Semana 17: Día 114: Correr no es fácil

Correr no es fácil.

Primero que nada, hay que juntar fuerzas (muchas) para salir de casa, o para dejar de hacer lo que uno está haciendo, que es quedarse quieto, bajo la sombra, protegido de las inclemencias del clima.

Hay que estar vestido apropiadamente. Se sabe que no se puede correr a las 12 del mediodía en San Juan con campera y pantalón largo, así como no se puede escalar el Cerro Colorado en San Martín de los Andes en pantalón corto y musculosa, a las 5 de la mañana, en abril (o en cualquier época del año).

Hay que estar bien alimentado y bien hidratado. Quizá en distancias cortas uno crea que no hace falta ingerir nada, pero lo cierto es que corremos gracias a lo último que comimos. Y correr una maratón sin agua ni comer nada durante… bueno, te quiero ver.

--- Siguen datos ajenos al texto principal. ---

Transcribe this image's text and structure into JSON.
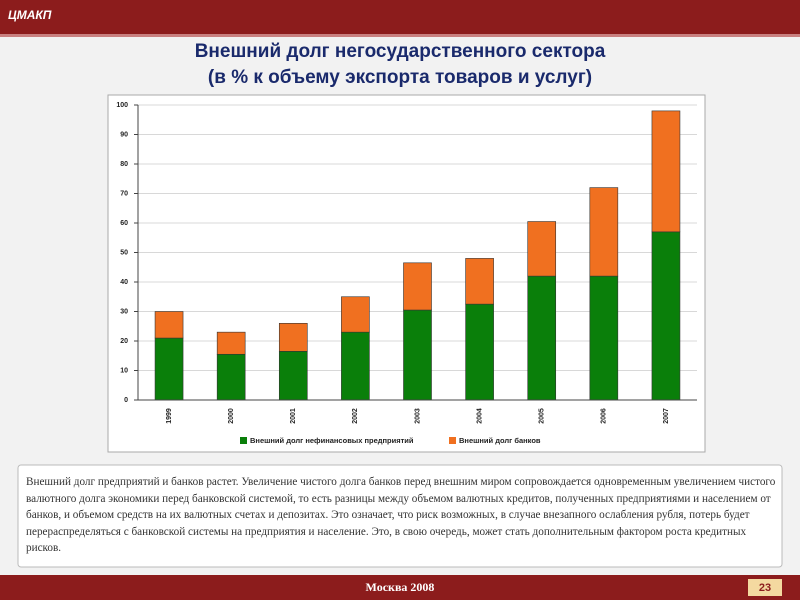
{
  "header": {
    "logo": "ЦМАКП"
  },
  "chart_data": {
    "type": "stacked-bar",
    "title": "Внешний долг негосударственного сектора",
    "subtitle": "(в % к объему экспорта товаров и услуг)",
    "categories": [
      "1999",
      "2000",
      "2001",
      "2002",
      "2003",
      "2004",
      "2005",
      "2006",
      "2007"
    ],
    "series": [
      {
        "name": "Внешний долг нефинансовых предприятий",
        "color": "#0a7f0a",
        "values": [
          21,
          15.5,
          16.5,
          23,
          30.5,
          32.5,
          42,
          42,
          57
        ]
      },
      {
        "name": "Внешний долг банков",
        "color": "#f07020",
        "values": [
          9,
          7.5,
          9.5,
          12,
          16,
          15.5,
          18.5,
          30,
          41
        ]
      }
    ],
    "ylim": [
      0,
      100
    ],
    "yticks": [
      0,
      10,
      20,
      30,
      40,
      50,
      60,
      70,
      80,
      90,
      100
    ],
    "grid": true,
    "legend": "bottom"
  },
  "note": "Внешний долг предприятий и банков растет. Увеличение чистого долга банков перед внешним миром сопровождается одновременным увеличением чистого валютного долга экономики перед банковской системой, то есть разницы между объемом валютных кредитов, полученных предприятиями и населением от банков, и объемом средств на их валютных счетах и депозитах. Это означает, что риск возможных, в случае внезапного ослабления рубля, потерь будет перераспределяться с банковской системы на предприятия и население. Это, в свою очередь, может стать дополнительным фактором роста кредитных рисков.",
  "footer": {
    "city": "Москва 2008",
    "page": "23"
  }
}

Hay que afrontar que nadie nos puede ayudar, que cada paso lo damos por voluntad propia y que nuestro cerebro es el que se tiene que organizar y mandar los impulsos eléctricos a las piernas. Podemos aceptar consejos, pero en última instancia es nuestra responsabilidad decidir qué pie va adelante de cuál, en qué momento aceleramos, cómo respiramos y a qué nos aferramos para llegar. Todo el peso de esas decisiones recae en uno mismo.

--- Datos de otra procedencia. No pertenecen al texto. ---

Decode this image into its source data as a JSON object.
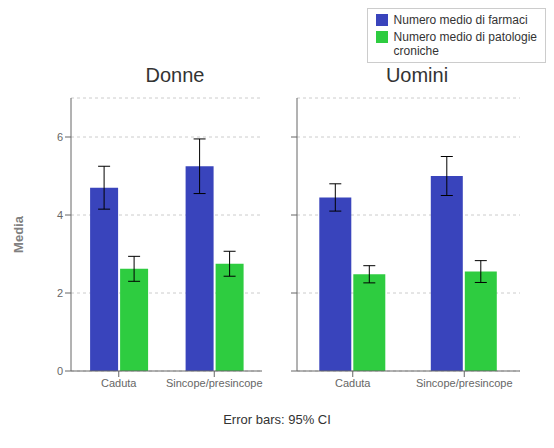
{
  "chart_data": [
    {
      "type": "bar",
      "title": "Donne",
      "ylabel": "Media",
      "categories": [
        "Caduta",
        "Sincope/presincope"
      ],
      "series": [
        {
          "name": "Numero medio di farmaci",
          "color": "#3944bc",
          "values": [
            4.7,
            5.25
          ],
          "errors": [
            0.55,
            0.7
          ]
        },
        {
          "name": "Numero medio di patologie\ncroniche",
          "color": "#2ecc40",
          "values": [
            2.62,
            2.75
          ],
          "errors": [
            0.32,
            0.32
          ]
        }
      ],
      "ylim": [
        0,
        7
      ],
      "yticks": [
        0,
        2,
        4,
        6
      ],
      "grid": true,
      "annotations": [
        "Error bars: 95% CI"
      ]
    },
    {
      "type": "bar",
      "title": "Uomini",
      "categories": [
        "Caduta",
        "Sincope/presincope"
      ],
      "series": [
        {
          "name": "Numero medio di farmaci",
          "color": "#3944bc",
          "values": [
            4.45,
            5.0
          ],
          "errors": [
            0.35,
            0.5
          ]
        },
        {
          "name": "Numero medio di patologie\ncroniche",
          "color": "#2ecc40",
          "values": [
            2.48,
            2.55
          ],
          "errors": [
            0.22,
            0.28
          ]
        }
      ],
      "ylim": [
        0,
        7
      ],
      "yticks": [
        0,
        2,
        4,
        6
      ],
      "grid": true,
      "tick_labels": "x",
      "legend": "upper right"
    }
  ]
}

Y no son solo las cosas que hay que hacer, sino las que nos pasan.

La respiración se acelera, nos agitamos y el corazón se acelera. Cualquier cosa nos puede doler, estemos muy bien preparados o no. El pecho, los cuádriceps, los pies. Músculos que ni sabíamos que existían. Cosas tan triviales como un pantalón demasiado ajustado nos puede provocar una irritación, y quienes no amedrentan y siguen corriendo corren el riesgo de perder una uña. O más.

Correr implica enfrentarse a familia y amigos que quizá te feliciten pero no te van a entender. Si te esforzás y mejorás tu cuerpo va a cambiar, puede que llegues a sentirte mejor físicamente pero te van a preguntar si estás enfermo. Van a recomendarte que comas como si no lo estuvieses haciendo. Te van a decir que te estás matando o que vas a terminar haciéndote daño. Vas a darte cuenta de que la motivación no es fácil de encontrar fuera de tus propios pensamientos.

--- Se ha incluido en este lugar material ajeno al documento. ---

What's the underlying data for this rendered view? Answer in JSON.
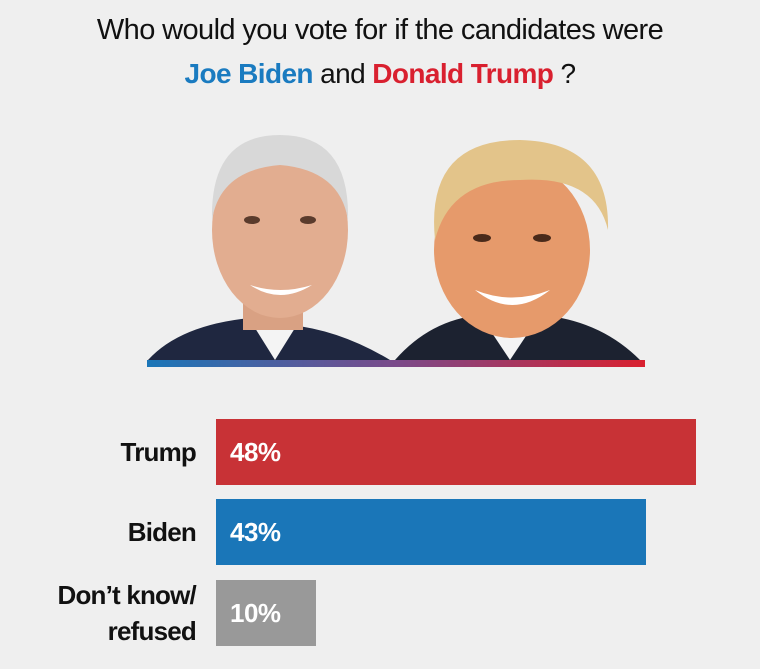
{
  "title": {
    "line1": "Who would you vote for if the candidates were",
    "candidate1": "Joe Biden",
    "connector": "and",
    "candidate2": "Donald Trump",
    "end": "?"
  },
  "colors": {
    "biden": "#1a76b8",
    "trump": "#c83236",
    "other": "#999999",
    "background": "#efefef"
  },
  "images": [
    "biden-portrait",
    "trump-portrait"
  ],
  "chart_data": {
    "type": "bar",
    "orientation": "horizontal",
    "categories": [
      "Trump",
      "Biden",
      "Don’t know/ refused"
    ],
    "category_lines": [
      [
        "Trump"
      ],
      [
        "Biden"
      ],
      [
        "Don’t know/",
        "refused"
      ]
    ],
    "values": [
      48,
      43,
      10
    ],
    "value_labels": [
      "48%",
      "43%",
      "10%"
    ],
    "unit": "%",
    "bar_colors": [
      "#c83236",
      "#1a76b8",
      "#999999"
    ],
    "grid": false
  }
}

Una nariz tapada puede convertir un entrenamiento o una carrera en una actividad penosa. Más de una vez te vas a encontrar en la obligación de escupir, perdiendo cualquier clase de decoro. Y no solo eso, alguna vez vas a necesitar acomodarte la ropa interior, vas a transpirar, a mancharte la ropa a toser mientras bebés y, en algunos casos, hasta podés llegar a lastimarte y sangrar. Si buscabas glamour en correr, te vas a desilusionar.

Esta actividad tampoco es gratis, el desgaste del calzado te va a obligar a cambiarlo a medida que quieras progresar. Las carreras se pagan, al igual que un grupo de entrenamiento o un buen corredor. Los viajes a hermosos lugares para correr no son baratos, como tampoco lo son el hospedaje ni el equipo que eventualmente puedas llegar a necesitar.

Vas a encontrar tu límite. Y va a estar mucho antes de lo que tu orgullo te va a permitir. Eso te va a llevar a darte cuenta que sos un ser humano, frágil, sin superpoderes. Vas a tener que aprender a ser humilde, a saber cuándo renunciar. Alguna vez puede que pagues caro tu terquedad y te lesiones, llevando la dificultad de correr a un nuevo nivel. No hay nada más frustrante que estar mentalizado para esforzarte y hacer actividad física, y que tu cuerpo no te lo permita. Vas a empezar a habituarte a esa palabra… “frustración”.

Vas a pensar que no llegás. Te vas a preguntar qué hacés acá. Vas a arrepentirte de tu estrategia en medio de la carrera. Dos días después vas a estar pensando qué diferente hubiesen sido las cosas si no hubieses hecho esto o si en realidad hubieses hecho aquello. Vas a aprender lo difícil que es correr cuando tu propia voz, en el fondo de tu cabeza, está dudando y te dice que quizás sea mejor aflojar o abandonar.

Correr no es fácil. Hay que superar todo esto, cada vez. Pero si fuese sencillo, ¿dónde estaría la satisfacción de hacerlo?

Publicado el 20 enero, 2013 en Reflexiones y etiquetado en , , , , , , , . Guarda el enlace permanente. 4 comentarios.

  1. buenísimo

  2. En un blog que muy de a poco esta tomando forma…http://quien-me-lee.blogspot.com.ar/, postee un escrito que hice, que lleva el mismo título. Me gusta mucho leer lo que escribis, hay mucha información interesante!!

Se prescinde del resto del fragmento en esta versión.